Avec un bruit sourd, l’écran s’éteignit. Effrayé, je dis à Heller :
— Vous devriez blinder ces moteurs de façon qu’ils ne puissent pulvériser toute leur énergie dans le vaisseau !
— Oh, non ! ces étincelles ne viennent pas de la chambre des machines. Nous nous déplaçons à une vitesse telle que nous interceptons des photons en trop grand nombre : toutes ces particules de lumière qui viennent des étoiles. Et nous traversons également des champs de force gravifiques qu’on ne pourrait déceler d’ordinaire mais, à cette vitesse, ils nous transforment en une espèce de moteur électrique. Nous allons en fait trop vite pour pouvoir utiliser ou évacuer ces charges.
— Mais vous deviez revoir tout ça !
Là, je le tenais.
Il se contenta de hausser les épaules. Puis un sourire se dessina sur son visage :
— Vous en voulez un aperçu ?
Avant que j’aie pu protester, il avait appuyé sur les touches de son clavier et transformé les parois en un immense écran.

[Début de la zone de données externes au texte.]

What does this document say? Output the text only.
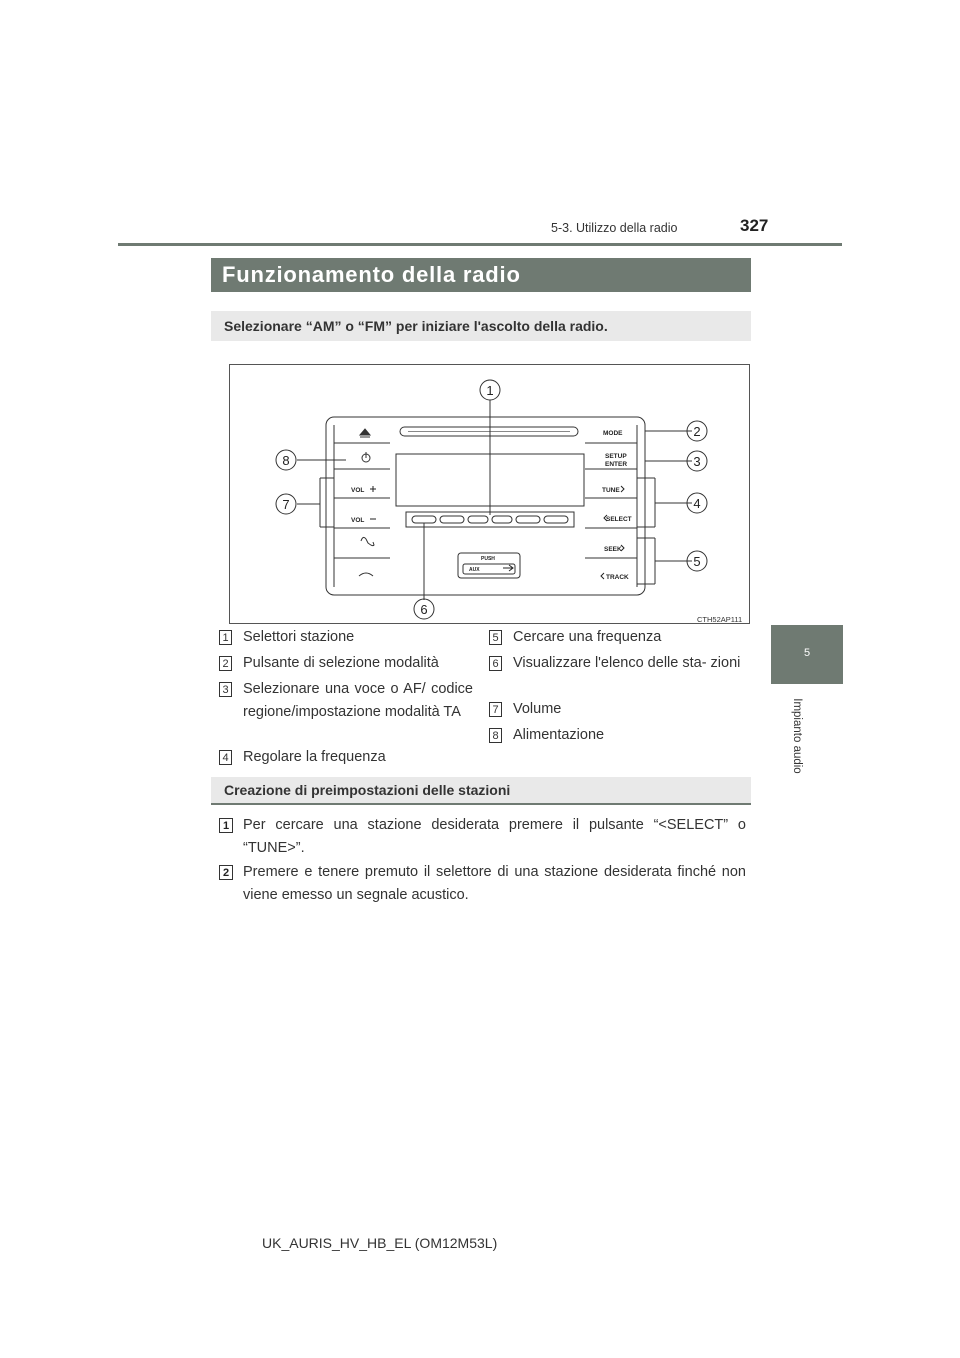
327
5-3. Utilizzo della radio
5
Impianto audio
Funzionamento della radio
Selezionare “AM” o “FM” per iniziare l'ascolto della radio.
1
2
3
4
5
6
7
8
MODE
SETUP
ENTER
TUNE
SELECT
SEEK
TRACK
VOL
VOL
PUSH
AUX
CTH52AP111
1 Selettori stazione
2 Pulsante di selezione modalità
3 Selezionare una voce o AF/ codice regione/impostazione modalità TA
4 Regolare la frequenza
5 Cercare una frequenza
6 Visualizzare l'elenco delle sta- zioni
7 Volume
8 Alimentazione
Creazione di preimpostazioni delle stazioni
1 Per cercare una stazione desiderata premere il pulsante “<SELECT” o “TUNE>”.
2 Premere e tenere premuto il selettore di una stazione desiderata finché non viene emesso un segnale acustico.
UK_AURIS_HV_HB_EL (OM12M53L)
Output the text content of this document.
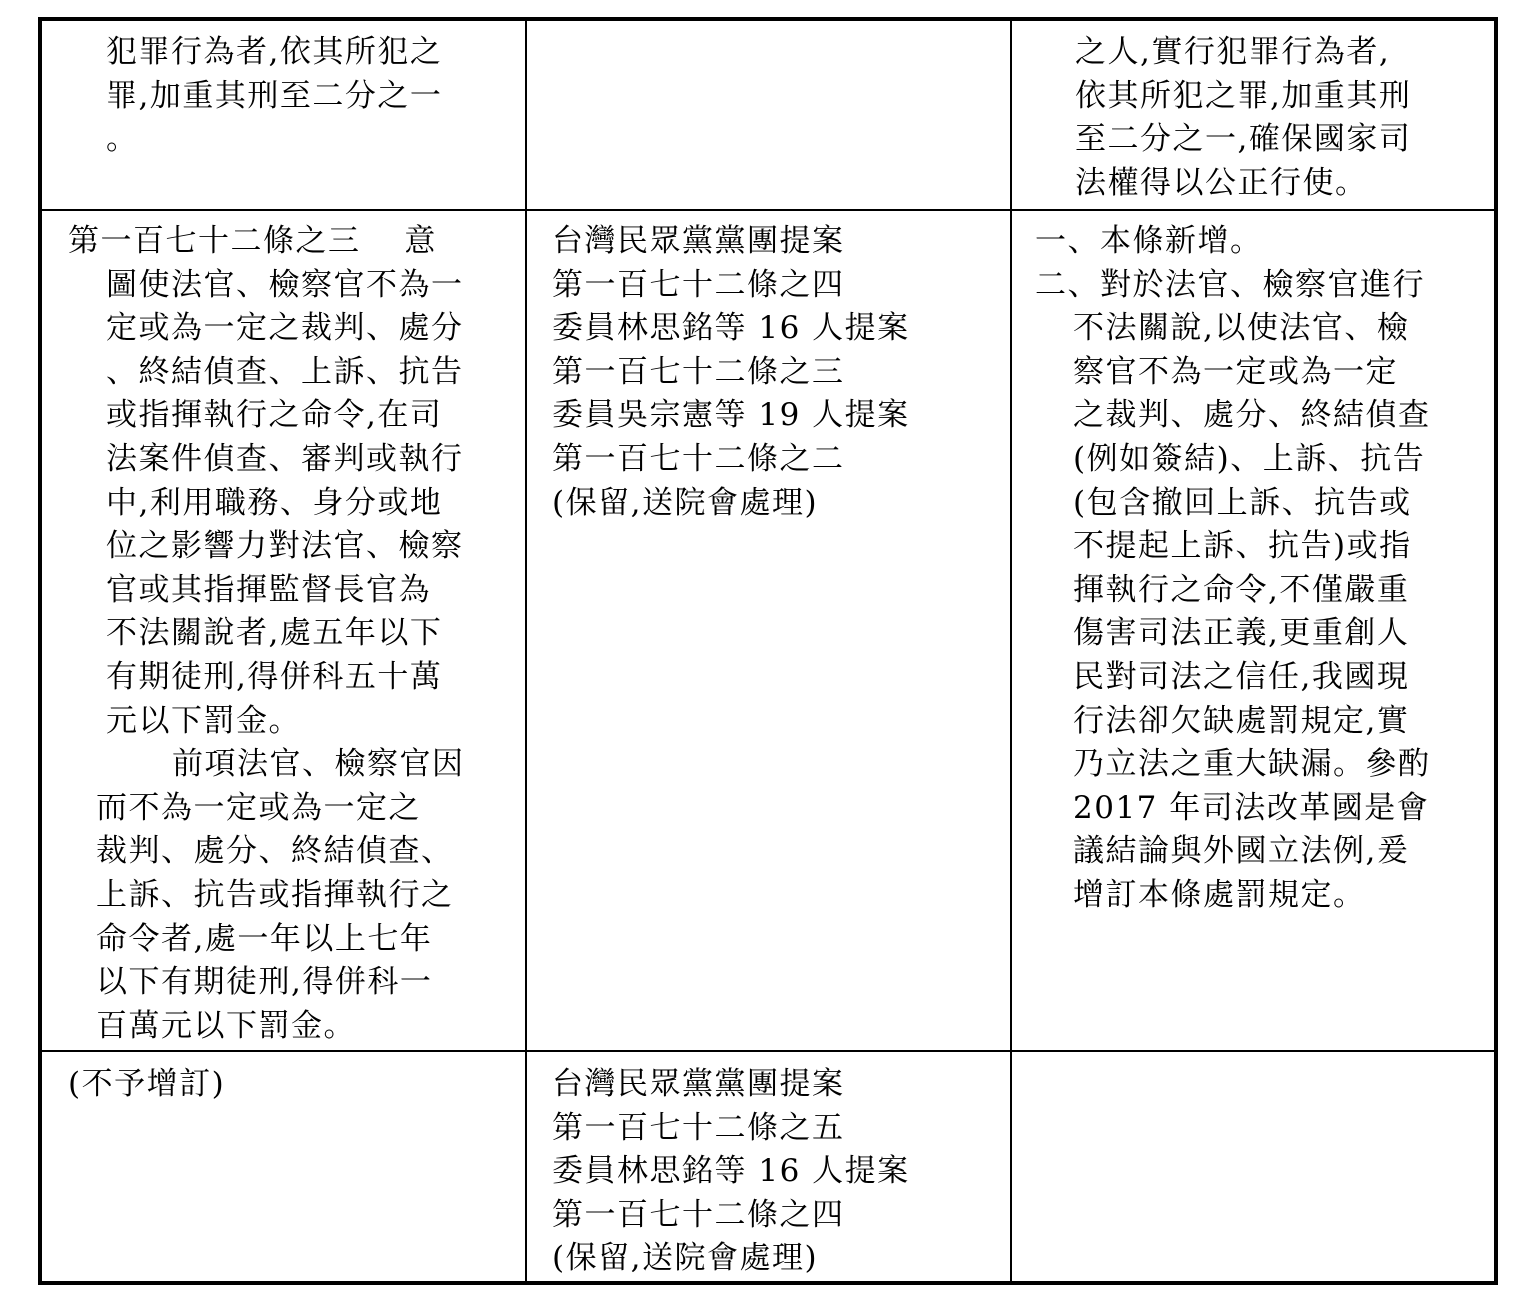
犯罪行為者,依其所犯之
罪,加重其刑至二分之一
。
之人,實行犯罪行為者,
依其所犯之罪,加重其刑
至二分之一,確保國家司
法權得以公正行使。
第一百七十二條之三　 意
圖使法官、檢察官不為一
定或為一定之裁判、處分
、終結偵查、上訴、抗告
或指揮執行之命令,在司
法案件偵查、審判或執行
中,利用職務、身分或地
位之影響力對法官、檢察
官或其指揮監督長官為
不法關說者,處五年以下
有期徒刑,得併科五十萬
元以下罰金。
前項法官、檢察官因
而不為一定或為一定之
裁判、處分、終結偵查、
上訴、抗告或指揮執行之
命令者,處一年以上七年
以下有期徒刑,得併科一
百萬元以下罰金。
台灣民眾黨黨團提案
第一百七十二條之四
委員林思銘等 16 人提案
第一百七十二條之三
委員吳宗憲等 19 人提案
第一百七十二條之二
(保留,送院會處理)
一、本條新增。
二、對於法官、檢察官進行
不法關說,以使法官、檢
察官不為一定或為一定
之裁判、處分、終結偵查
(例如簽結)、上訴、抗告
(包含撤回上訴、抗告或
不提起上訴、抗告)或指
揮執行之命令,不僅嚴重
傷害司法正義,更重創人
民對司法之信任,我國現
行法卻欠缺處罰規定,實
乃立法之重大缺漏。參酌
2017 年司法改革國是會
議結論與外國立法例,爰
增訂本條處罰規定。
(不予增訂)	台灣民眾黨黨團提案
第一百七十二條之五
委員林思銘等 16 人提案
第一百七十二條之四
(保留,送院會處理)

Je me retrouvai soudain perché sur un fauteuil qui n’était plus rattaché qu’à un fragment de sol transformé en plate-forme.
J’étais en plein espace.
Je faillis m’évanouir.
J’avais vu des bateaux de course lancés sur la surface d’un lac, laissant d’énormes sillages d’écume et des vagues violentes. Imaginez cela en trois dimensions et de couleur… glauque [2] « Glauque » est la définition de couleur la plus proche pour notre « jaune-vert », que j’aie pu trouver dans les langues terrestres puisqu’elles n’ont encore aucun vocabulaire pour des phénomènes hyperluminiques. – Le traducteur.
, et vous saurez ce que je voyais en cet instant.
Terrifiant !
Le trop-plein d’énergie jaillissait de part et d’autre du vaisseau en torsades et en tourbillons hallucinants !
Et derrière nous, à plus de deux cents kilomètres de distance peut-être, les particules torturées bouillonnaient encore !
— Mes Dieux ! hurlai-je. C’est donc comme ça que le Remorqueur 2 a sauté !
Heller semblait plongé dans la contemplation admirative des Enfers qui se déchaînaient autour de nous et il lui fallut un moment pour prendre conscience que j’avais parlé.
— Oh, non… Je ne crois pas que ce soit pour ça que le vaisseau a explosé. Ça se pourrait, mais c’est très improbable.